I have the code below that is a combination of two boxplots and dot plots in one. It is a representation of barring density in 4 different species. The grey depicts the males and the tan the females.
data<-read.csv("C:/Users/Jeremy/Documents/A_Trogon rufus/Black-and-White/BARDATA_boxplots_M.csv")
datF<-read.csv("C:/Users/Jeremy/Documents/A_Trogon rufus/FEMALES_BW&Morphom.csv")
cleandataM<-subset(data, data$Age=="Adult" & data$White!="NA", select=(OTU:Density))
cleandatF<-subset(datF, datF$Age=="Adult", select=(OTU:Density))

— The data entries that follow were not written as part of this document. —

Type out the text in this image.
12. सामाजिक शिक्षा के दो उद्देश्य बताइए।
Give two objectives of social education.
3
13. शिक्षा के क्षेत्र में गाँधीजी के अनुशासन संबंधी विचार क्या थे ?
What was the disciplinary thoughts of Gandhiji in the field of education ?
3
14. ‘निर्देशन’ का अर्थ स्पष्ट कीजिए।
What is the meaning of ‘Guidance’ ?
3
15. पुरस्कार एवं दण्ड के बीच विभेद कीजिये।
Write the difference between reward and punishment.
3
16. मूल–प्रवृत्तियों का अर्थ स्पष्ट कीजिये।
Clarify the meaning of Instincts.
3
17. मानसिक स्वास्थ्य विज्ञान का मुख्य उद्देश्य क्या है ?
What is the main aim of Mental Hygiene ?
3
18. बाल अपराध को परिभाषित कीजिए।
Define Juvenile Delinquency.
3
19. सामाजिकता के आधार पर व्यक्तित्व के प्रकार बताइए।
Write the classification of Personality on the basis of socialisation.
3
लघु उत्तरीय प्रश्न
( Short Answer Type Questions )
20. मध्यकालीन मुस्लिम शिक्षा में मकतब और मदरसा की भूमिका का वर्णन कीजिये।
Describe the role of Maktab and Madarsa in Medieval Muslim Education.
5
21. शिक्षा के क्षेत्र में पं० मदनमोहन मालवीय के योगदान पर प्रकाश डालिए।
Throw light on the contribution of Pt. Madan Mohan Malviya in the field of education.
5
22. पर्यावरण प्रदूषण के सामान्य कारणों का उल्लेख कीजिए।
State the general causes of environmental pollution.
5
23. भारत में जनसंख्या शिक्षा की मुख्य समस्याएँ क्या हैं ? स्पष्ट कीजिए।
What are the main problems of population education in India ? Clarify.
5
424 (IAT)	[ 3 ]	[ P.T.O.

dataM<- as.data.frame(cleandataM)
dataF<- as.data.frame(cleandatF)
library(ggplot2)
ggplot(dataM, aes(factor(OTU), Density))+
geom_boxplot(data=dataF,aes(factor(OTU),Density), fill="AntiqueWhite")+
geom_boxplot(fill="lightgrey", alpha=0.5)+
geom_point(data=dataF,position = position_jitter(width = 0.1), colour="tan")+
geom_point(data=dataM, position = position_jitter(width = 0.1), color="DimGrey")+ scale_x_discrete(name="",limits=order)+
scale_y_continuous(name="Bar Density (bars/cm)")+
theme(panel.background = element_blank(),panel.grid.minor=element_blank(),
panel.grid.major=element_blank(),axis.line = element_line(colour = "black"),
axis.title.y = element_text(colour="black", size=14),
axis.text.y = element_text(colour="black", size=12),
axis.text.x = element_text(colour="black", size=14))
This works just fine.
However, when I try to add a legend as:
legend("topright", inset=.01, bty="n", cex=.75, title="Sex",
c("Male", "Female"), fill=c("lightgrey", "black")
It returns the following Error:
Error in strwidth(legend, units = "user", cex = cex, font = text.font) :
plot.new has not been called yet
Please, is there someone who could suggest how to correct this?